Compared to previous weeks, the Northwest zone saw moderate and mainly positive congestion in the day-ahead timeframe, while the Niagara, West and Northeast zones experienced moderate negative congestion. The positive congestion in the Northwest zone was concentrated on the early morning hours of August 9 with the average congestion in those hours being $47.92/MWh. The West zone saw most of its negative congestion for consecutive hours on August5, August 6, and August 7 with the lowest congestion being -$37.41/MWh (on August 6 HE 16).

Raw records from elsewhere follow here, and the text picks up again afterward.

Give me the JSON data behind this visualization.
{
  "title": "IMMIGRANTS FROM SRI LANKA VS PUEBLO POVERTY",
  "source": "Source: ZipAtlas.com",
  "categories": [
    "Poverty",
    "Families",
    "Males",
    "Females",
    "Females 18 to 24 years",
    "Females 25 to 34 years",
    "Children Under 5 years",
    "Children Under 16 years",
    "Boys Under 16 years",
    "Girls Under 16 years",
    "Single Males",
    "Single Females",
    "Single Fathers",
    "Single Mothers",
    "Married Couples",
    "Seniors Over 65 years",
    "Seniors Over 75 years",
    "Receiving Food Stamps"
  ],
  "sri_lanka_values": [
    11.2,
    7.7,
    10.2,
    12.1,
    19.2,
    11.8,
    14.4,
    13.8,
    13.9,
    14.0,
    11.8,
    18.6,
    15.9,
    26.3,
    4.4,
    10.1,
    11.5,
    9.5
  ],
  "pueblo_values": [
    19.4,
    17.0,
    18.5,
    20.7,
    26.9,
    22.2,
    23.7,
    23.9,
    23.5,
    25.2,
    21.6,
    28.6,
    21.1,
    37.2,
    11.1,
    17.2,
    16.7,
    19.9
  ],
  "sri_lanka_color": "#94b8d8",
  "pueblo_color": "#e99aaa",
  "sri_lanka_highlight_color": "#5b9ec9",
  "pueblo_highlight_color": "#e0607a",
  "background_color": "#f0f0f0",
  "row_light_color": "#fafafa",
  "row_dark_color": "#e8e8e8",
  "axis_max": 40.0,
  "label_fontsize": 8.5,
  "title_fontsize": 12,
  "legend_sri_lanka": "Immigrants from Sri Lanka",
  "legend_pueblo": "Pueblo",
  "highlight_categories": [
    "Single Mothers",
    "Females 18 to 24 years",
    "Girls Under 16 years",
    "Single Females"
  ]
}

The Niagara zone had negative congestion on the last two days of the week (also the highest peak demand days of the week), with a low of -$50.38/MWh congestion (on August 9 HE 14).

Real-time zonal prices in the Northwest and Northeast remain volatile – with the Northwest especially seeing large swings from positive to negative congestion. The main positive congestion for the Northwest occurred on August 4 HE 6 to HE 9 and on August 7 HE 19 to August 8 HE 1. Negative congestion was mainly on August 4, August 5, and August 7 to August 10. The lowest congestion was -$365.21/MWh on August 5 HE 17 (with RT OZP relatively low at $73.03/MWh). The Northeast zone saw negative congestion mainly on August 4, August 5, and August 8 to August 10. The lowest congestion was -$109.92/MWh on August 5 HE 17 (coincident with the lowest negative congestion in the Northwest Zone). Essentially, both the Northeast and Northwest zones are seeing materially lower prices close to or during the highest OZP hours.

Notably, the Ottawa zone experienced positive real-time congestion – the first time this has occurred in the renewed market. The positive congestion occurred on August 9 HE 14 and hit $154.93/MWh. The congestion was likely a result of exports to Quebec, which was importing 1,152MW. Power Advisory expects similar congestion to occur in the winter when Quebec imports a significant amount of energy. The West zone saw very negative congestion for several hours last week, with congestion hitting a low of -$457.20/MWh (similar to the Northeast and Northwest zones occurring on August 5 HE 17). There was also congestion in the Southwest zone (a low of -$47.26/MWh) and the Niagara zone (a low of -$75.61/MWh) on August 9.